Nigeria has received some good economic news – it’s first ever credit rating. Fitch Ratings, a leading global rating agency, has given Nigeria a “double-b minus.” It gives Nigeria a stable economic outlook based on its economic reforms. The rating puts Nigeria on a par with Brazil, Ukraine and Serbia, among others.
Veronica Kalema is a director with Fitch’s Sovereign Ratings Group in London. She spoke to English to Africa’s Joe De Capua about why Nigeria was given the long-term credit rating.
“A double-B minus rating for Nigeria is very good news because it just shows that if managed well its economy has really good prospects. The key factors underpinning the rating are the current government’s strong commitment to reforms, which allowed the Paris Club deal to go ahead. This extinguished all its bilateral debt and has resulted in a dramatic improvement in Nigeria’s public and external balance sheet. And therefore in a lot of indicators it is now it is on par or even stronger than other double-B rate countries,” she says.

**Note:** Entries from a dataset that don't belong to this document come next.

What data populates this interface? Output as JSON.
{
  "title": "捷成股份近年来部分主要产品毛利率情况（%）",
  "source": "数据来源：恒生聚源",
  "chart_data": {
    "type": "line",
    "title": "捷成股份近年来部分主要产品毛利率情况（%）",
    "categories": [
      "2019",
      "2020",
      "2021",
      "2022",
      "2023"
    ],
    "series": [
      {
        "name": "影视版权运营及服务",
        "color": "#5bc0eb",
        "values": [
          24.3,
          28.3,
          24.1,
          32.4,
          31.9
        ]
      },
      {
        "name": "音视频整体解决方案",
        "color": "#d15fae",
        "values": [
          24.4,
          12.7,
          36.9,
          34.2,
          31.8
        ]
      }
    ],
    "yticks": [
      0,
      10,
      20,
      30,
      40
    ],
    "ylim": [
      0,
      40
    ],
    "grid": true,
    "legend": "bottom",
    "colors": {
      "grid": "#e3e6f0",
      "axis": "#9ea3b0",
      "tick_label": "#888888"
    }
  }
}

Besides Nigeria lowering its debt servicing costs, Kalema says, “Additional revenues from higher oil prices have been managed much more responsibly than in the past. And that provides a buffer against adverse oil shocks.” She praises Nigeria for taking action against corruption, but says the country’s credit rating would have been higher if poverty was lower and civil institutions were stronger.